As enterprises adopt more of a strategic approach to mobility, they change the way they do business, not just attach new front ends to business services, says Forrester's Hammond.
Developers that bring the most context to the mobile app and associated processes wins, said Hammond at Kony World. Think mobile-first, but make sure it’s part of a true enterprises mobility strategy, including the inout from both IT and business, he said.

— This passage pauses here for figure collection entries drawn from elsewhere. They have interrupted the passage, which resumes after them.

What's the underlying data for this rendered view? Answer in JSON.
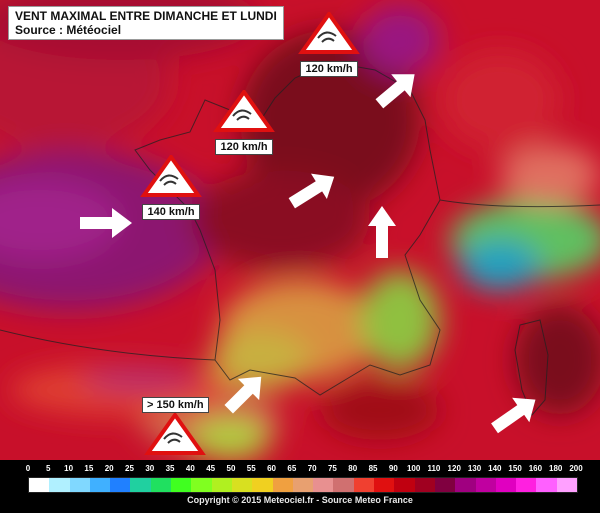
{
  "title": {
    "line1": "VENT MAXIMAL ENTRE DIMANCHE ET LUNDI",
    "line2": "Source : Météociel"
  },
  "warnings": [
    {
      "label": "120 km/h",
      "icon": "wind-warning-icon"
    },
    {
      "label": "120 km/h",
      "icon": "wind-warning-icon"
    },
    {
      "label": "140 km/h",
      "icon": "wind-warning-icon"
    },
    {
      "label": "> 150 km/h",
      "icon": "wind-warning-icon"
    }
  ],
  "arrows": [
    "wind-arrow-icon",
    "wind-arrow-icon",
    "wind-arrow-icon",
    "wind-arrow-icon",
    "wind-arrow-icon",
    "wind-arrow-icon",
    "wind-arrow-icon"
  ],
  "scale": {
    "ticks": [
      "0",
      "5",
      "10",
      "15",
      "20",
      "25",
      "30",
      "35",
      "40",
      "45",
      "50",
      "55",
      "60",
      "65",
      "70",
      "75",
      "80",
      "85",
      "90",
      "100",
      "110",
      "120",
      "130",
      "140",
      "150",
      "160",
      "180",
      "200"
    ],
    "colors": [
      "#ffffff",
      "#b0f0ff",
      "#80d8ff",
      "#40b0ff",
      "#2080ff",
      "#20d0a0",
      "#20e060",
      "#40ff20",
      "#80ff20",
      "#b0f020",
      "#d8e020",
      "#f0d020",
      "#f0a040",
      "#e8a070",
      "#e89090",
      "#d07070",
      "#f04030",
      "#e01010",
      "#c00010",
      "#a00020",
      "#800040",
      "#a00080",
      "#c000a0",
      "#e000c0",
      "#ff20e0",
      "#ff60ff",
      "#ffa0ff"
    ],
    "credit": "Copyright © 2015 Meteociel.fr - Source Meteo France"
  }
}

Looking to the future, Kony expects even more end-points to enter the picture -- from wearables and the Internet of Things -- and need to be addressed with a rapid app development capability. Forrester agrees.
"Expect with wearables a shift from mobile moments to micro moments to hold a user’s attention," says Hammond.
Yet even as the complexity around mobility increases, enterprises are still confronted with the need to get their essential mobile apps to market faster, to modernize their mobile apps lifecycle, and to gain and embed the ability to constantly revise and adjust mobile apps amid myriad back-end services and APIs.
It's into this opportunity that Kony is focused and building global momentum, said Hogan in summing up the conference.